While slumping yields pushed up Nasdaq prices during the fourth quarter, the dynamic has changed in the first month of the year, with both yields and stock prices both jumping in the first four weeks of 2024.
That kind of market behavior is observed in periods following recessions or in times of market bubbles similar to the dot-com era, Bank of America analysts led by Michael Hartnett note.
The Magnificent Seven accounted for 45% of January’s S&P 500 return, continuing a wild streak of outperformance that carried through all of 2023. Excluding Tesla, which has seen a sharp drop in share price this year, the group has actually accounted for 71% of the gains in the benchmark index.
With a market cap of $12.5 trillion, the group has surpassed the GDP of major global cities like New York, Tokyo, Los Angeles, London, Paris, Seoul, Chicago, San Francisco, and Shanghai, BofA says.

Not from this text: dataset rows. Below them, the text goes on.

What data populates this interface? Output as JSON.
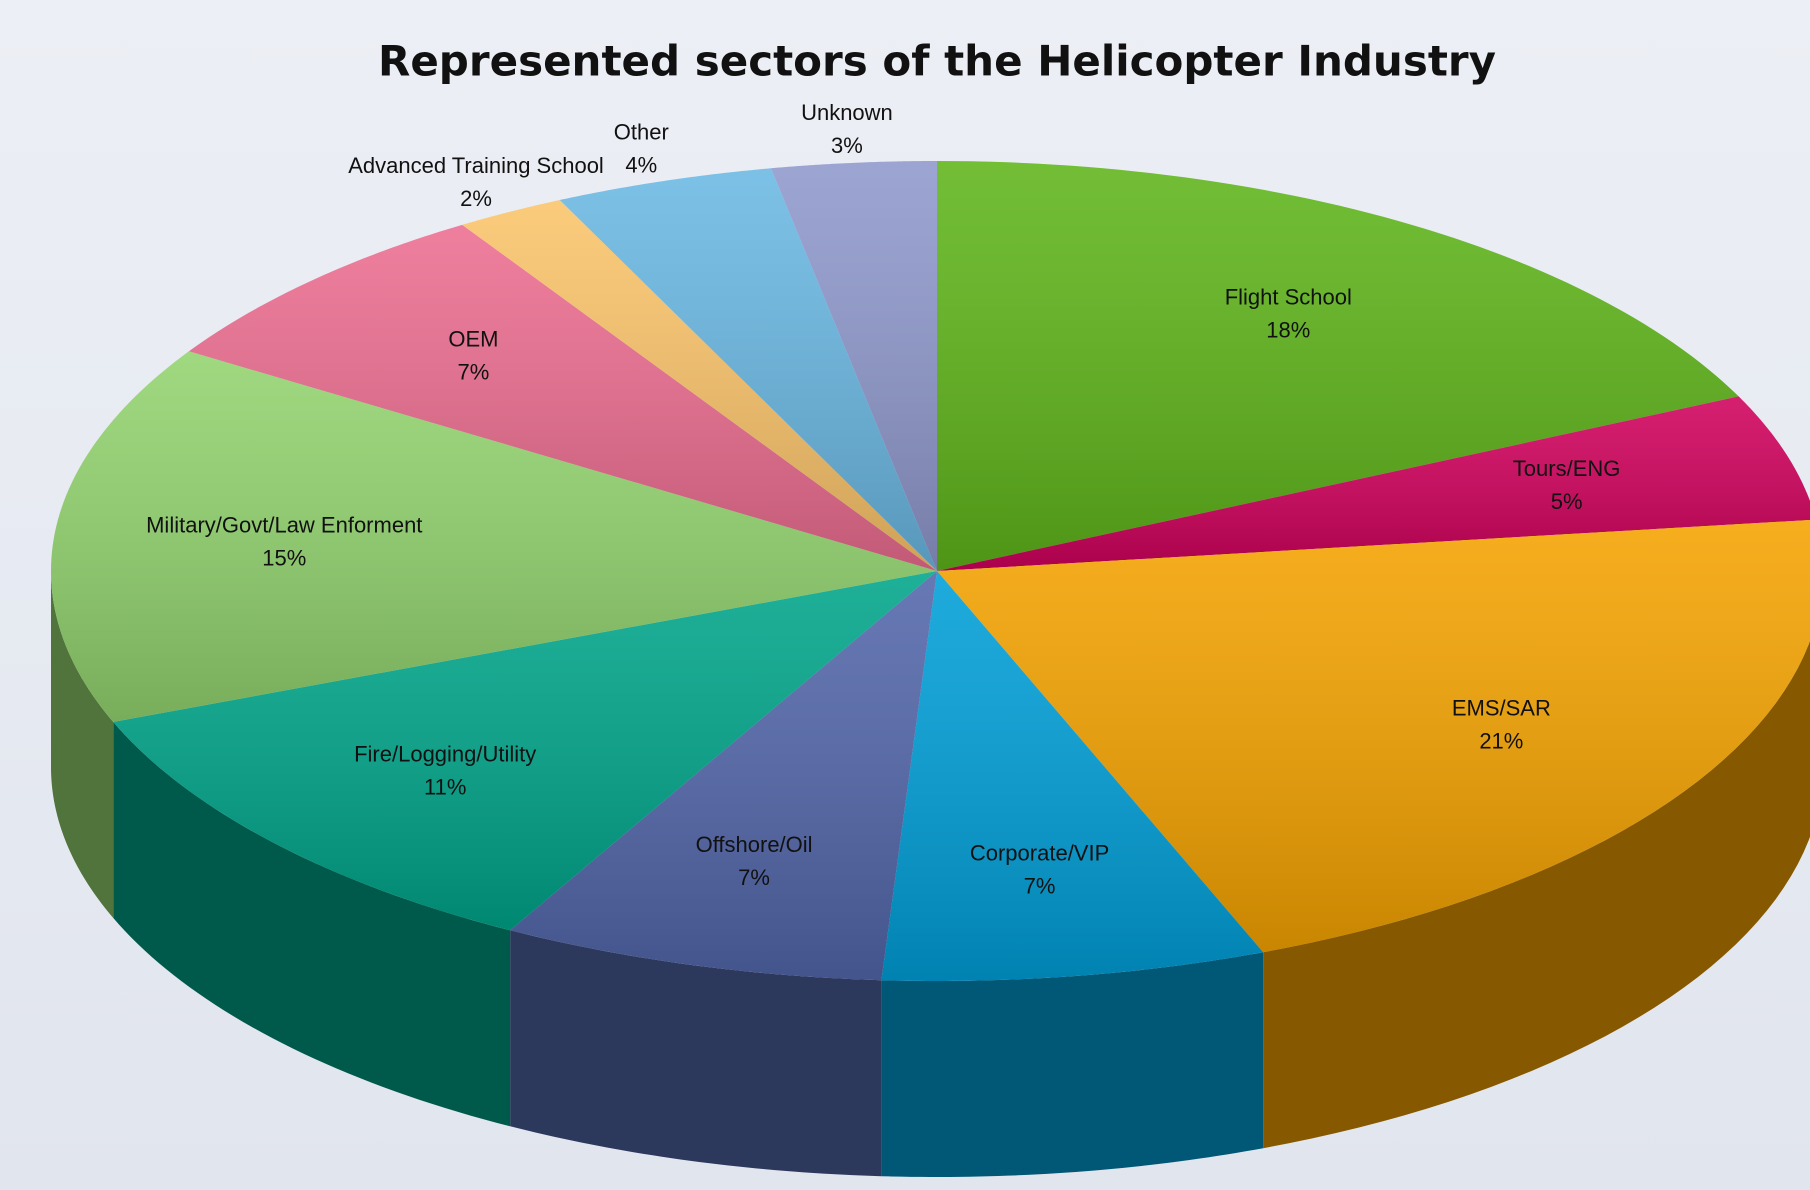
{
  "chart_data": {
    "type": "pie",
    "title": "Represented sectors of the Helicopter Industry",
    "categories": [
      "Flight School",
      "Tours/ENG",
      "EMS/SAR",
      "Corporate/VIP",
      "Offshore/Oil",
      "Fire/Logging/Utility",
      "Military/Govt/Law Enforment",
      "OEM",
      "Advanced Training School",
      "Other",
      "Unknown"
    ],
    "values": [
      18,
      5,
      21,
      7,
      7,
      11,
      15,
      7,
      2,
      4,
      3
    ],
    "value_labels": [
      "18%",
      "5%",
      "21%",
      "7%",
      "7%",
      "11%",
      "15%",
      "7%",
      "2%",
      "4%",
      "3%"
    ],
    "colors": [
      "#5fb51a",
      "#d0005c",
      "#f5a300",
      "#009fd8",
      "#5266aa",
      "#00a58a",
      "#92d36e",
      "#ec6d90",
      "#fbc46a",
      "#6ab8e3",
      "#8f98cc"
    ]
  }
}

Though it is still possible that the Fed will cut interest rates in March, Hartnett said that markets don’t appear overly concerned about Jerome Powell’s next move.
He emphasized that the Fed serves as a support for asset prices only if a “big macro & market game-changer” comes along, such as a surge in inflation or a sharp rise in unemployment.
Roughly 75% of investors are penciling in a soft landing, with 20% anticipating no landing, and 5% eyeing a hard landing, BofA notes. A soft landing would be bullish for market “breadth,” or the number of stock participating in a rally, while bonds would stand out in a hard landing scenario.
However, the latest price action in the market points to a potential bubble.
The note further suggests that investors looking to navigate the frothiness should keep an eye on a mix of high-growth stocks and distressed assets, which in 1999 were found in emerging markets and in 2024 can be found in either China stocks or small-caps.
Hartnett’s view that the market is exhibiting bubble-like characteristics echoes other pros who have warned recently of over-exuberance in the technology sector, including longtime investment strategist Ed Yardeni, and markets veterans Jon Wolfenbarger and Ted Oakley.